Objectives: The purpose of the study was to evaluate the effect of activity of the inflammation and of applied therapy on osteogenesis marker concentrations in RA patients.
Material and methods: Thirty six female patients with RA, confirmed according to ACR criteria, aged from 35 to 77 years were qualified into the study. A control group included 45 healthy women aged between 34 and 78 years. Clinical evaluation (number of painful and swollen joints, DAS 28) and evaluation of RA laboratory activity (ESR, CRP, blood cell count) and levels of selected bone metabolism markers (osteocalcin, PICP) and serum interleukin 1 levels were performed to carry out the study.

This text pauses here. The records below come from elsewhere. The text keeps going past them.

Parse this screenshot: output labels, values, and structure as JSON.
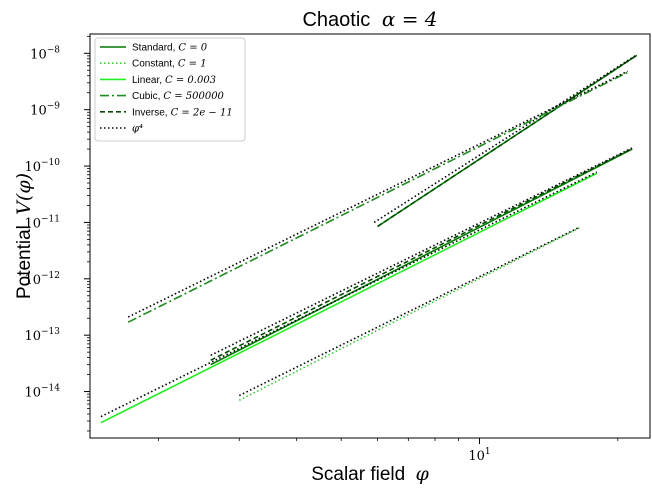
{
  "chart_data": {
    "type": "line",
    "title_text": "Chaotic",
    "title_math": "α = 4",
    "xlabel_text": "Scalar field",
    "xlabel_math": "φ",
    "ylabel_text": "Potential",
    "ylabel_math": "V(φ)",
    "x_scale": "log",
    "y_scale": "log",
    "xlim": [
      1.42,
      23.5
    ],
    "ylim": [
      1.5e-15,
      2.2e-08
    ],
    "x_ticks": [
      {
        "value": 10,
        "base": "10",
        "exp": "1"
      }
    ],
    "y_ticks": [
      {
        "value": 1e-14,
        "base": "10",
        "exp": "−14"
      },
      {
        "value": 1e-13,
        "base": "10",
        "exp": "−13"
      },
      {
        "value": 1e-12,
        "base": "10",
        "exp": "−12"
      },
      {
        "value": 1e-11,
        "base": "10",
        "exp": "−11"
      },
      {
        "value": 1e-10,
        "base": "10",
        "exp": "−10"
      },
      {
        "value": 1e-09,
        "base": "10",
        "exp": "−9"
      },
      {
        "value": 1e-08,
        "base": "10",
        "exp": "−8"
      }
    ],
    "grid": false,
    "legend_position": "top-left",
    "legend": [
      {
        "name": "Standard,",
        "math": "C = 0",
        "color": "#007a00",
        "dash": ""
      },
      {
        "name": "Constant,",
        "math": "C = 1",
        "color": "#33cc33",
        "dash": "1.5,2.5"
      },
      {
        "name": "Linear,",
        "math": "C = 0.003",
        "color": "#22ee22",
        "dash": ""
      },
      {
        "name": "Cubic,",
        "math": "C = 500000",
        "color": "#1e8c1e",
        "dash": "9,3,2,3"
      },
      {
        "name": "Inverse,",
        "math": "C = 2e − 11",
        "color": "#004d00",
        "dash": "5,3"
      },
      {
        "name": "",
        "math": "φ⁴",
        "color": "#000000",
        "dash": "1.5,2.5"
      }
    ],
    "series": [
      {
        "style": 0,
        "points": [
          [
            6.0,
            8.5e-12
          ],
          [
            22.0,
            9.2e-09
          ]
        ]
      },
      {
        "style": 4,
        "points": [
          [
            6.0,
            8.5e-12
          ],
          [
            22.0,
            9.2e-09
          ]
        ]
      },
      {
        "style": 5,
        "points": [
          [
            5.9,
            1e-11
          ],
          [
            22.0,
            9.4e-09
          ]
        ]
      },
      {
        "style": 3,
        "points": [
          [
            1.72,
            1.7e-13
          ],
          [
            21.0,
            4.6e-09
          ]
        ]
      },
      {
        "style": 5,
        "points": [
          [
            1.72,
            2.1e-13
          ],
          [
            21.0,
            4.8e-09
          ]
        ]
      },
      {
        "style": 0,
        "points": [
          [
            2.6,
            3e-14
          ],
          [
            21.5,
            2e-10
          ]
        ]
      },
      {
        "style": 4,
        "points": [
          [
            2.6,
            3.6e-14
          ],
          [
            21.5,
            2.05e-10
          ]
        ]
      },
      {
        "style": 5,
        "points": [
          [
            2.6,
            4.4e-14
          ],
          [
            21.5,
            2.1e-10
          ]
        ]
      },
      {
        "style": 2,
        "points": [
          [
            1.5,
            2.8e-15
          ],
          [
            18.0,
            7.4e-11
          ]
        ]
      },
      {
        "style": 5,
        "points": [
          [
            1.5,
            3.6e-15
          ],
          [
            18.0,
            7.8e-11
          ]
        ]
      },
      {
        "style": 1,
        "points": [
          [
            3.0,
            7e-15
          ],
          [
            16.5,
            8e-12
          ]
        ]
      },
      {
        "style": 5,
        "points": [
          [
            3.0,
            8.5e-15
          ],
          [
            16.5,
            8.2e-12
          ]
        ]
      }
    ]
  }
}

X-rays of hands and densitometric scanning of the femoral bone neck and spine were completed in order to assess the advancement of lesions in the bones.

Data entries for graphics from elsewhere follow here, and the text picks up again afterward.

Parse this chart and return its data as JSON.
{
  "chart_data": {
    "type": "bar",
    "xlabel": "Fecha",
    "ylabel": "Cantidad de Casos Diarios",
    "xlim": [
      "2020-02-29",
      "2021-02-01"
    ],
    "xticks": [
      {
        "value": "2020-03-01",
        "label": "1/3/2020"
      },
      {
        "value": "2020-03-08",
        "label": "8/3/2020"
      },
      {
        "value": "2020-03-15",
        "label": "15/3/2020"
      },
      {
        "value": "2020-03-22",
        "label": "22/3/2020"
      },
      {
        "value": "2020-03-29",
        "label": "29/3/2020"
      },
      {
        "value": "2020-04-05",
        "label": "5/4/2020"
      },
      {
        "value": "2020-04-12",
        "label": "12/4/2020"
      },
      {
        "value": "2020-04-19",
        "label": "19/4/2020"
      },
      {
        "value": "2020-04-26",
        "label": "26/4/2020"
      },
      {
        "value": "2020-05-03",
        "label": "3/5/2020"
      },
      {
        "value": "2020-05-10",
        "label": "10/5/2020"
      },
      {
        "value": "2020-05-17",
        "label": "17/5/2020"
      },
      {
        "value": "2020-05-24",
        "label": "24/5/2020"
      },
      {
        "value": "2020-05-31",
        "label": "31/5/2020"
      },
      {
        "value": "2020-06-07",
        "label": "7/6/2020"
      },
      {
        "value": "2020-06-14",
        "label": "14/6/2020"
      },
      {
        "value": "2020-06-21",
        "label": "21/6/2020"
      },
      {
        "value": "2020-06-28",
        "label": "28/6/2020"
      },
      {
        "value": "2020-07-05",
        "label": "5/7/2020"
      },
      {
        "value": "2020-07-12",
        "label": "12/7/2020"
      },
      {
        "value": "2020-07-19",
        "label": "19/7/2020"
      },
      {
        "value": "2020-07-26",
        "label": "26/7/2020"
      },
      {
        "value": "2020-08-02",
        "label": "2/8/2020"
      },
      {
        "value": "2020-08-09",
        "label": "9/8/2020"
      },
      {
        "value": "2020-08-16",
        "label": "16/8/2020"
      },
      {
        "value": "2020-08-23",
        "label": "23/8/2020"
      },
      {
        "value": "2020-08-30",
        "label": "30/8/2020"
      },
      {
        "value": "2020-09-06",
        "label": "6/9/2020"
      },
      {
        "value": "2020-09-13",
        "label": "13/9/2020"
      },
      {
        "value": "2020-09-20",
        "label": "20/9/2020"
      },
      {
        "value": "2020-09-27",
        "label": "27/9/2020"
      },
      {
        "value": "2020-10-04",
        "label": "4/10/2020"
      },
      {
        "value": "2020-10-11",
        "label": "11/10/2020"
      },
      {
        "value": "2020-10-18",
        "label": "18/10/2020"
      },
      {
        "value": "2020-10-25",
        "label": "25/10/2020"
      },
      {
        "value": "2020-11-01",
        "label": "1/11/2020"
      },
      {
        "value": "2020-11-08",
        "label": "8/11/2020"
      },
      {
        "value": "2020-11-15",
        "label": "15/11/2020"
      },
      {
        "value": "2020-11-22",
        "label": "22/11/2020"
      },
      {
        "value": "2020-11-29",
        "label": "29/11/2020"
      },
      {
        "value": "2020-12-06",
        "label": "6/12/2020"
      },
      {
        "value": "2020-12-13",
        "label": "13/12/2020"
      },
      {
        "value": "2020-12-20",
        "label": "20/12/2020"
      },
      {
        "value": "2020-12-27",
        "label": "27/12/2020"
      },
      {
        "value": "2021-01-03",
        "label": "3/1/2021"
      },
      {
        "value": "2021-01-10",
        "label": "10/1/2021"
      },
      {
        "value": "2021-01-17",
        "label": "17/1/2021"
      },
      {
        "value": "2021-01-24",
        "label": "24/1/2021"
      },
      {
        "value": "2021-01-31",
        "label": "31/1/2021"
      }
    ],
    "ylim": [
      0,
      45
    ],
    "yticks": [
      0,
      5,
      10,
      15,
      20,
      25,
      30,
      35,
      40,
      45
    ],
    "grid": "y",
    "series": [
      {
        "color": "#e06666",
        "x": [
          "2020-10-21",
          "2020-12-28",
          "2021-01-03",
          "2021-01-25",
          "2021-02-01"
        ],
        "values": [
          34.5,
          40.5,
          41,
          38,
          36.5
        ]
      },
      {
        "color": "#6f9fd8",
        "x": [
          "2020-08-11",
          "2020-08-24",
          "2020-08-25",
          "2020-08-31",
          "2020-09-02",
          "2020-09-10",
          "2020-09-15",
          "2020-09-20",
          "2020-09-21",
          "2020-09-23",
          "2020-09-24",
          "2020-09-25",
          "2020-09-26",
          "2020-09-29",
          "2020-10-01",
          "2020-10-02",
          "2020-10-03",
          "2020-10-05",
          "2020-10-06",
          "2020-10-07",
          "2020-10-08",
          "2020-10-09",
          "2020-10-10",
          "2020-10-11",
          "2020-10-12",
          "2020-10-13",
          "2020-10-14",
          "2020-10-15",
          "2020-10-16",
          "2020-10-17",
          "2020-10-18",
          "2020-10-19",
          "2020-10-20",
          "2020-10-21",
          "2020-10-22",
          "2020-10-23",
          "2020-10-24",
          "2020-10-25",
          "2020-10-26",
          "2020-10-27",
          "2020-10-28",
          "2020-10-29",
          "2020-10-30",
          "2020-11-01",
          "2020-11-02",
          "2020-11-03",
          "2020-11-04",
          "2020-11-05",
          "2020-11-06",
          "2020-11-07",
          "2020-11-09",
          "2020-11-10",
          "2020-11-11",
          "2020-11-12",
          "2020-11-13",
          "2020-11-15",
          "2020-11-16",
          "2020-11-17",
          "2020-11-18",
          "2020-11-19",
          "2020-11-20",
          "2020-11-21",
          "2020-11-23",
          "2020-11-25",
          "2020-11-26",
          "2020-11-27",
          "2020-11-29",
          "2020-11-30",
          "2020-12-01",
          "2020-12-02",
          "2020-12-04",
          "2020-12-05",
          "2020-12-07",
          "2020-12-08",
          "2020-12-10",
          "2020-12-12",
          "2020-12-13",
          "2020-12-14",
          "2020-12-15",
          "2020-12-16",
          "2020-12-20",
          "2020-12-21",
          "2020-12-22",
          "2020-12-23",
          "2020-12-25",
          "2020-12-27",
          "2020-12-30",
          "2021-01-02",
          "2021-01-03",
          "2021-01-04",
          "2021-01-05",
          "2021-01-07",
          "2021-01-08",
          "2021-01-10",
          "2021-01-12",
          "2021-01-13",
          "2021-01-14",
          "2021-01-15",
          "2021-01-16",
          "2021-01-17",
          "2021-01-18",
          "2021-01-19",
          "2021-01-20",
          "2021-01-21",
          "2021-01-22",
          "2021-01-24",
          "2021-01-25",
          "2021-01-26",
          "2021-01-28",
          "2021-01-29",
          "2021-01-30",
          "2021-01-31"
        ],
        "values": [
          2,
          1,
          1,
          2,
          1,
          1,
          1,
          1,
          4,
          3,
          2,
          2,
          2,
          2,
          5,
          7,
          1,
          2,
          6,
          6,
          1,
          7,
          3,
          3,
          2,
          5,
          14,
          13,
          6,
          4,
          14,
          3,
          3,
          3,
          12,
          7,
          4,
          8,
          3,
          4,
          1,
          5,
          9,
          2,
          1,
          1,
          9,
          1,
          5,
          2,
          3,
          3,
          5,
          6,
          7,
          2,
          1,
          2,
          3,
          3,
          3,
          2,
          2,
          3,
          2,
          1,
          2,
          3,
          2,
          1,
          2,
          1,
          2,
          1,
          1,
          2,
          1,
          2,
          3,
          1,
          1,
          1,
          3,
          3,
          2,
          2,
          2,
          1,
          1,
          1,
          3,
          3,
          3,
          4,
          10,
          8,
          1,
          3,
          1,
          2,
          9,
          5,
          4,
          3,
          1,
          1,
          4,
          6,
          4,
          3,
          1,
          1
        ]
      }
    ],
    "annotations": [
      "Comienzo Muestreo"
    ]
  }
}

Results: Osteocalcin and PICP levels were significantly lower in the RA groups compared to the control group (2.51 ± 0.22 pg/mL vs. 18.65 ± 12.84 pg/mL, p < 0.0001; 0.292 ± 0.047 pg/mL vs. 0.829 ± 0.263 pg/mL, p < 0.0001 respectively). A statistically significant difference was also observed between the levels of osteocalcin and PICP in both sub-groups of RA patients (DAS28 ≤ 5.1 and DAS28 > 5.1) and the control (osteocalcin 2.48 ± 0.23 pg/mL vs. 18.65 ± 12.84 pg/mL, p < 0.0001; 2.52 ± 0.22 pg/mL vs. 18.65 ± 12.84 pg/mL, p < 0.0001 respectively and PICP 0.281 ± 0.053 pg/mL vs. 0.829 ± 0.263 pg/mL, p < 0.0001; 0.298 ± 0.044 pg/mL vs. 0.829 ± 0.263 pg/mL, p < 0.0001 respectively). No correlation was demonstrated between the levels of selected bone metabolism markers and the therapy with methotrexate or cyclosporine.

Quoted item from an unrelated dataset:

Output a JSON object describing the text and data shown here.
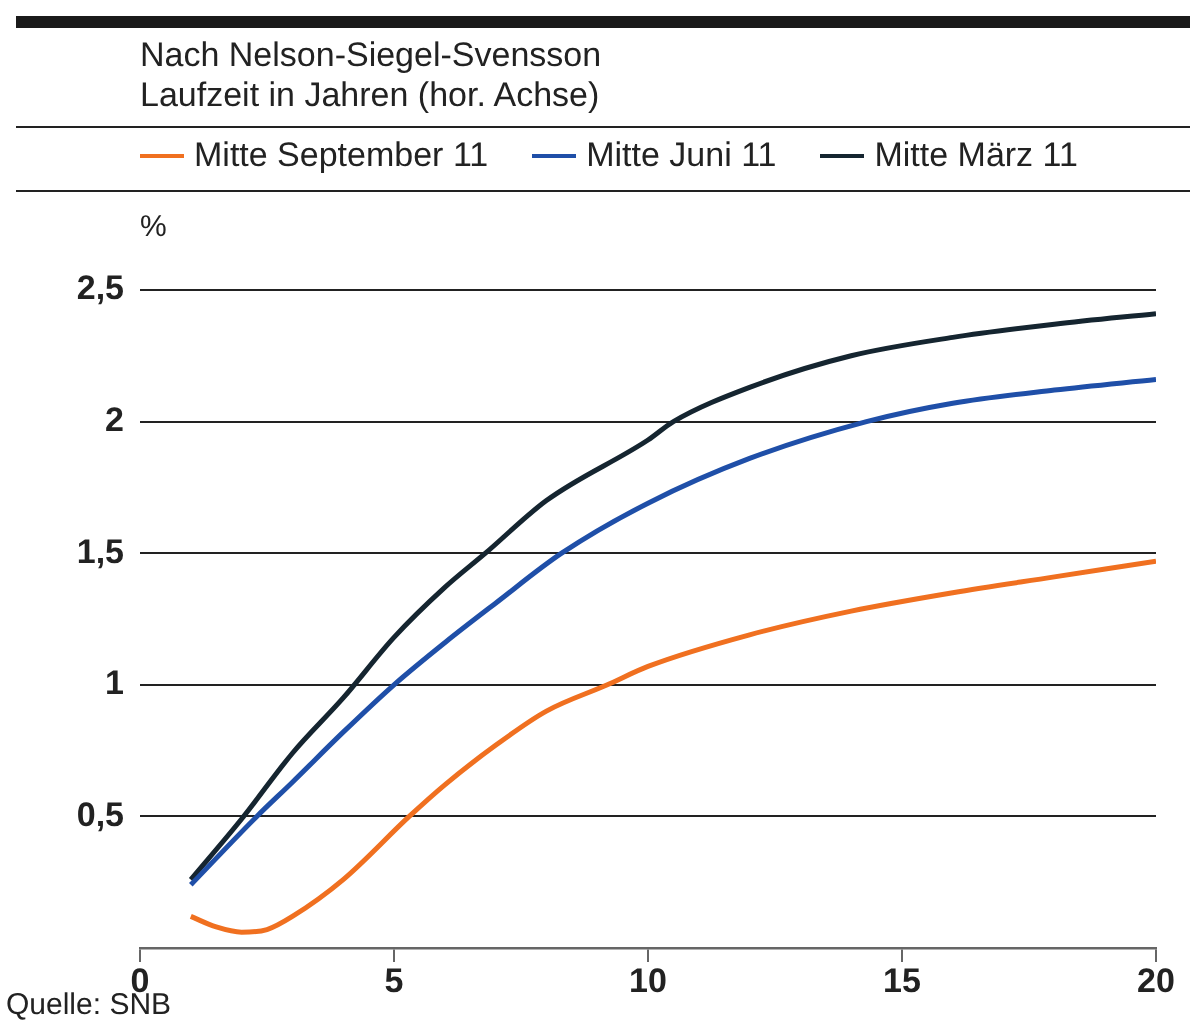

Conclusions: Analysis of the obtained results confirms the presence of disorders of bone metabolism in RA patients. A chronic inflammatory process favors the development of osteoporosis in RA patients. Reduced levels of bone metabolism markers (osteocalcin, PICP) in the study group, compared to the control, may indicate a reduced pace of osteogenesis in RA patients. No effect of therapy with methotrexate and cyclosporine on bone metabolism in that group of patients was found.